Day 10 – Q 2.Government is the largest litigant in the courts. What measures can be taken to reduce litigations involving the government?
2. Government is the largest litigant in the courts. What measures can be taken to reduce litigations involving the government?
अदालतों में सरकार सबसे बड़ी मुकदमेबाज है। सरकार से जुड़े मुकदमों को कम करने के लिए क्या उपाय किए जा सकते हैं?
As per various studies, almost half of all litigations in the Indian judiciary today are government litigations. This issue has been raised by the Law Commission of India in its 126th Report in 1988, the Supreme Court of India and even by the Prime Minister of India.
- Much of this government litigation is in the form of appeals where about 95 per cent of the appeals fail and are such that shouldn’t have been made in the first place.
- Most cases are not where government is a compulsive litigant but where the government is a respondent. As per a Legal Policy report on the Supreme Court, only 7.4% of fresh cases filed before the court in 2014 were by the Central government.
- The writ jurisdiction vested in High Courts under Article 226 of the Constitution enables an ordinary citizen to access the highest court in her State to address grievances against any authority, including any government, for violation of any of her fundamental or other rights.
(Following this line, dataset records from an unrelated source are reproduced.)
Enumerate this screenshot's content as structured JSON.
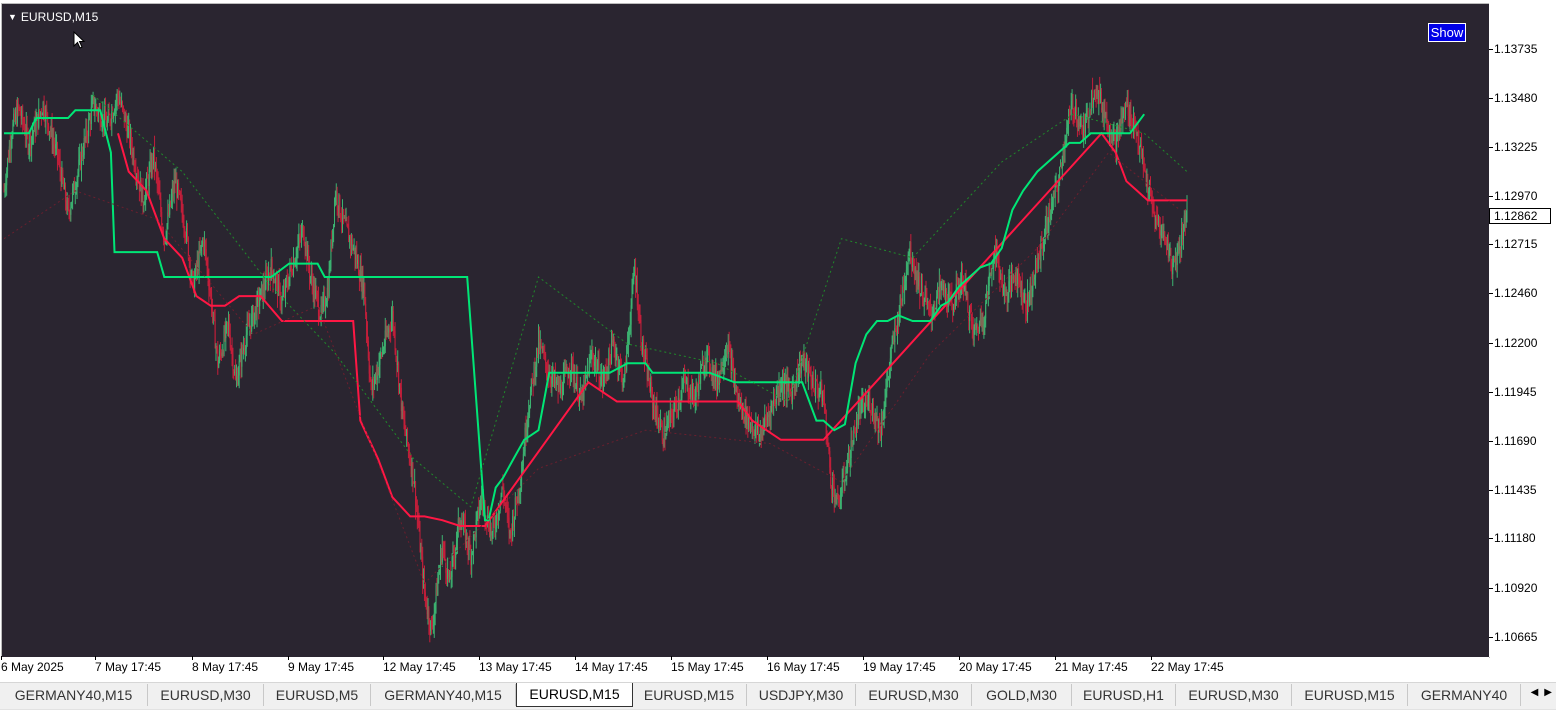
{
  "chart": {
    "symbol_label": "EURUSD,M15",
    "show_button": "Show",
    "current_price": "1.12862",
    "price_ticks": [
      "1.13735",
      "1.13480",
      "1.13225",
      "1.12970",
      "1.12715",
      "1.12460",
      "1.12200",
      "1.11945",
      "1.11690",
      "1.11435",
      "1.11180",
      "1.10920",
      "1.10665"
    ],
    "time_ticks": [
      "6 May 2025",
      "7 May 17:45",
      "8 May 17:45",
      "9 May 17:45",
      "12 May 17:45",
      "13 May 17:45",
      "14 May 17:45",
      "15 May 17:45",
      "16 May 17:45",
      "19 May 17:45",
      "20 May 17:45",
      "21 May 17:45",
      "22 May 17:45"
    ]
  },
  "colors": {
    "background": "#2a2530",
    "bull_candle": "#3cb371",
    "bear_candle": "#c41e3a",
    "support_line": "#00e676",
    "resistance_line": "#ff1744",
    "dotted_trend": "#1f8a2a",
    "button": "#0000e6"
  },
  "tabs": [
    {
      "label": "GERMANY40,M15",
      "active": false
    },
    {
      "label": "EURUSD,M30",
      "active": false
    },
    {
      "label": "EURUSD,M5",
      "active": false
    },
    {
      "label": "GERMANY40,M15",
      "active": false
    },
    {
      "label": "EURUSD,M15",
      "active": true
    },
    {
      "label": "EURUSD,M15",
      "active": false
    },
    {
      "label": "USDJPY,M30",
      "active": false
    },
    {
      "label": "EURUSD,M30",
      "active": false
    },
    {
      "label": "GOLD,M30",
      "active": false
    },
    {
      "label": "EURUSD,H1",
      "active": false
    },
    {
      "label": "EURUSD,M30",
      "active": false
    },
    {
      "label": "EURUSD,M15",
      "active": false
    },
    {
      "label": "GERMANY40",
      "active": false
    }
  ],
  "tab_scroll": {
    "left": "◀",
    "right": "▶"
  },
  "series_path": [
    [
      0,
      1.13
    ],
    [
      4,
      1.133
    ],
    [
      8,
      1.1343
    ],
    [
      14,
      1.1325
    ],
    [
      22,
      1.1345
    ],
    [
      30,
      1.1318
    ],
    [
      36,
      1.1288
    ],
    [
      42,
      1.1312
    ],
    [
      50,
      1.1345
    ],
    [
      58,
      1.1335
    ],
    [
      64,
      1.135
    ],
    [
      70,
      1.133
    ],
    [
      78,
      1.1295
    ],
    [
      84,
      1.1318
    ],
    [
      90,
      1.1275
    ],
    [
      96,
      1.1305
    ],
    [
      102,
      1.128
    ],
    [
      106,
      1.125
    ],
    [
      112,
      1.1275
    ],
    [
      116,
      1.1245
    ],
    [
      120,
      1.121
    ],
    [
      126,
      1.123
    ],
    [
      130,
      1.12
    ],
    [
      136,
      1.1225
    ],
    [
      144,
      1.1245
    ],
    [
      150,
      1.126
    ],
    [
      156,
      1.1242
    ],
    [
      162,
      1.1262
    ],
    [
      168,
      1.128
    ],
    [
      172,
      1.1255
    ],
    [
      178,
      1.1235
    ],
    [
      182,
      1.125
    ],
    [
      186,
      1.13
    ],
    [
      190,
      1.1285
    ],
    [
      196,
      1.127
    ],
    [
      202,
      1.125
    ],
    [
      206,
      1.1195
    ],
    [
      212,
      1.1215
    ],
    [
      218,
      1.1235
    ],
    [
      224,
      1.118
    ],
    [
      230,
      1.115
    ],
    [
      236,
      1.109
    ],
    [
      240,
      1.107
    ],
    [
      246,
      1.1115
    ],
    [
      250,
      1.1095
    ],
    [
      256,
      1.113
    ],
    [
      262,
      1.111
    ],
    [
      268,
      1.114
    ],
    [
      274,
      1.112
    ],
    [
      280,
      1.1145
    ],
    [
      284,
      1.112
    ],
    [
      290,
      1.115
    ],
    [
      294,
      1.1185
    ],
    [
      300,
      1.122
    ],
    [
      306,
      1.1205
    ],
    [
      312,
      1.1195
    ],
    [
      318,
      1.121
    ],
    [
      324,
      1.119
    ],
    [
      330,
      1.1215
    ],
    [
      336,
      1.12
    ],
    [
      342,
      1.122
    ],
    [
      348,
      1.12
    ],
    [
      354,
      1.126
    ],
    [
      358,
      1.122
    ],
    [
      364,
      1.119
    ],
    [
      370,
      1.1172
    ],
    [
      376,
      1.1185
    ],
    [
      382,
      1.12
    ],
    [
      388,
      1.1192
    ],
    [
      394,
      1.1215
    ],
    [
      400,
      1.12
    ],
    [
      406,
      1.122
    ],
    [
      412,
      1.119
    ],
    [
      418,
      1.118
    ],
    [
      424,
      1.1172
    ],
    [
      430,
      1.1185
    ],
    [
      436,
      1.12
    ],
    [
      442,
      1.1195
    ],
    [
      448,
      1.1212
    ],
    [
      454,
      1.12
    ],
    [
      460,
      1.1192
    ],
    [
      464,
      1.115
    ],
    [
      468,
      1.1135
    ],
    [
      474,
      1.116
    ],
    [
      480,
      1.1185
    ],
    [
      486,
      1.119
    ],
    [
      492,
      1.1175
    ],
    [
      498,
      1.1215
    ],
    [
      504,
      1.1245
    ],
    [
      508,
      1.127
    ],
    [
      514,
      1.125
    ],
    [
      520,
      1.1235
    ],
    [
      526,
      1.125
    ],
    [
      532,
      1.124
    ],
    [
      538,
      1.1255
    ],
    [
      544,
      1.1225
    ],
    [
      550,
      1.1235
    ],
    [
      556,
      1.127
    ],
    [
      562,
      1.1245
    ],
    [
      568,
      1.1258
    ],
    [
      574,
      1.124
    ],
    [
      580,
      1.1262
    ],
    [
      586,
      1.1285
    ],
    [
      592,
      1.1305
    ],
    [
      596,
      1.133
    ],
    [
      600,
      1.1345
    ],
    [
      606,
      1.133
    ],
    [
      612,
      1.1355
    ],
    [
      618,
      1.134
    ],
    [
      624,
      1.1325
    ],
    [
      630,
      1.1345
    ],
    [
      636,
      1.133
    ],
    [
      640,
      1.131
    ],
    [
      646,
      1.1285
    ],
    [
      652,
      1.1275
    ],
    [
      656,
      1.126
    ],
    [
      660,
      1.1272
    ],
    [
      664,
      1.129
    ]
  ],
  "support_line": [
    [
      0,
      1.133
    ],
    [
      14,
      1.133
    ],
    [
      18,
      1.1338
    ],
    [
      36,
      1.1338
    ],
    [
      40,
      1.1342
    ],
    [
      54,
      1.1342
    ],
    [
      60,
      1.132
    ],
    [
      62,
      1.1268
    ],
    [
      70,
      1.1268
    ],
    [
      80,
      1.1268
    ],
    [
      86,
      1.1268
    ],
    [
      90,
      1.1255
    ],
    [
      150,
      1.1255
    ],
    [
      160,
      1.1262
    ],
    [
      176,
      1.1262
    ],
    [
      180,
      1.1255
    ],
    [
      210,
      1.1255
    ],
    [
      230,
      1.1255
    ],
    [
      260,
      1.1255
    ],
    [
      270,
      1.1128
    ],
    [
      272,
      1.1128
    ],
    [
      276,
      1.1145
    ],
    [
      280,
      1.115
    ],
    [
      286,
      1.116
    ],
    [
      292,
      1.117
    ],
    [
      300,
      1.1175
    ],
    [
      306,
      1.1205
    ],
    [
      314,
      1.1205
    ],
    [
      320,
      1.1205
    ],
    [
      330,
      1.1205
    ],
    [
      340,
      1.1205
    ],
    [
      350,
      1.121
    ],
    [
      360,
      1.121
    ],
    [
      364,
      1.1205
    ],
    [
      372,
      1.1205
    ],
    [
      378,
      1.1205
    ],
    [
      386,
      1.1205
    ],
    [
      396,
      1.1205
    ],
    [
      410,
      1.12
    ],
    [
      418,
      1.12
    ],
    [
      422,
      1.12
    ],
    [
      430,
      1.12
    ],
    [
      438,
      1.12
    ],
    [
      442,
      1.12
    ],
    [
      448,
      1.12
    ],
    [
      456,
      1.118
    ],
    [
      460,
      1.118
    ],
    [
      466,
      1.1175
    ],
    [
      472,
      1.1178
    ],
    [
      478,
      1.121
    ],
    [
      484,
      1.1225
    ],
    [
      490,
      1.1232
    ],
    [
      496,
      1.1232
    ],
    [
      502,
      1.1235
    ],
    [
      510,
      1.1232
    ],
    [
      516,
      1.1232
    ],
    [
      520,
      1.1232
    ],
    [
      526,
      1.124
    ],
    [
      530,
      1.1242
    ],
    [
      536,
      1.125
    ],
    [
      542,
      1.1255
    ],
    [
      548,
      1.126
    ],
    [
      554,
      1.1262
    ],
    [
      560,
      1.127
    ],
    [
      566,
      1.129
    ],
    [
      572,
      1.13
    ],
    [
      580,
      1.131
    ],
    [
      586,
      1.1315
    ],
    [
      592,
      1.132
    ],
    [
      598,
      1.1325
    ],
    [
      604,
      1.1325
    ],
    [
      610,
      1.133
    ],
    [
      620,
      1.133
    ],
    [
      626,
      1.133
    ],
    [
      632,
      1.133
    ],
    [
      640,
      1.134
    ]
  ],
  "resistance_line": [
    [
      64,
      1.133
    ],
    [
      70,
      1.131
    ],
    [
      80,
      1.13
    ],
    [
      86,
      1.1285
    ],
    [
      90,
      1.1275
    ],
    [
      100,
      1.1265
    ],
    [
      108,
      1.1245
    ],
    [
      116,
      1.124
    ],
    [
      124,
      1.124
    ],
    [
      132,
      1.1245
    ],
    [
      144,
      1.1245
    ],
    [
      156,
      1.1232
    ],
    [
      164,
      1.1232
    ],
    [
      172,
      1.1232
    ],
    [
      180,
      1.1232
    ],
    [
      186,
      1.1232
    ],
    [
      192,
      1.1232
    ],
    [
      196,
      1.1232
    ],
    [
      200,
      1.118
    ],
    [
      210,
      1.116
    ],
    [
      218,
      1.114
    ],
    [
      228,
      1.113
    ],
    [
      236,
      1.113
    ],
    [
      246,
      1.1128
    ],
    [
      256,
      1.1125
    ],
    [
      262,
      1.1125
    ],
    [
      266,
      1.1125
    ],
    [
      270,
      1.1125
    ],
    [
      328,
      1.12
    ],
    [
      336,
      1.1195
    ],
    [
      344,
      1.119
    ],
    [
      352,
      1.119
    ],
    [
      362,
      1.119
    ],
    [
      372,
      1.119
    ],
    [
      380,
      1.119
    ],
    [
      388,
      1.119
    ],
    [
      396,
      1.119
    ],
    [
      404,
      1.119
    ],
    [
      412,
      1.119
    ],
    [
      420,
      1.118
    ],
    [
      428,
      1.1175
    ],
    [
      436,
      1.117
    ],
    [
      444,
      1.117
    ],
    [
      452,
      1.117
    ],
    [
      460,
      1.117
    ],
    [
      616,
      1.133
    ],
    [
      624,
      1.132
    ],
    [
      630,
      1.1305
    ],
    [
      636,
      1.13
    ],
    [
      642,
      1.1295
    ],
    [
      648,
      1.1295
    ],
    [
      656,
      1.1295
    ],
    [
      664,
      1.1295
    ]
  ]
}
- Data for the year 2016 show that writ petitions constitute nearly 60% of all fresh cases filed before the Karnataka High Court, out of which nearly 80% of them are filed against the State Government or related agencies.
- Government litigation crowds out the private citizen from the court system.
- It adds to the woes of already overburdened judiciary.
- Reduction in cases- One way of reducing the load on courts is to reduce the quantum of cases that come to the courts by strengthening the internal monitoring process, e.g. whether appeal should be made or not, dropping petty cases, etc.
- Alternate Dispute Redressal mechanism- For cases like traffic rules violation, theft and other petty crimes, to solve them without bringing them in the purview of judiciary.
- Internal dispute resolution- To reduce writ petitions filed by workers in government agencies against their management.
- Reforming quasi-judicial authorities- Appeals against orders of quasi-judicial authorities can be reduced by appointing judicially trained person or creating a separate class of judicial officers to discharge quasi-judicial functions in those authorities.
- Co-ordination and information sharing- Cases involving different departments are scattered at different places in physical files. These must be streamlined at one place for better information processing and fast tracking the litigation.
- Checks and balances for advocates- Ensuring cases are not unnecessarily extended and making sure advocates are paid on time.
- Enforcement of laws- For example, strict action against corruption cases should be taken at the government level so that there is least involvement of judiciary.
- Clarity on laws- There are a number of vague or contradictory laws, because of which whatever action is taken by Government, it is dragged into the court by one or the other. There is a need of clarity in the laws.
- Modifications in National Litigation Policy (2010)- Clarity of objectives, defining roles of different functionaries involved, setting minimum standards before taking litigation forward, accountability mechanisms and provision for penalties etc. must be taken care of.
- Reduces the burden on the public exchequer arising due to these cases.
- Will assist in reducing the burden of pending cases on the judiciary.
- Make the government an efficient and responsible litigant.
Legal Information Management and Briefing System (LIMBS) is an excellent initiative in this regard, and must be implemented soon across all government departments to make government litigation more efficient.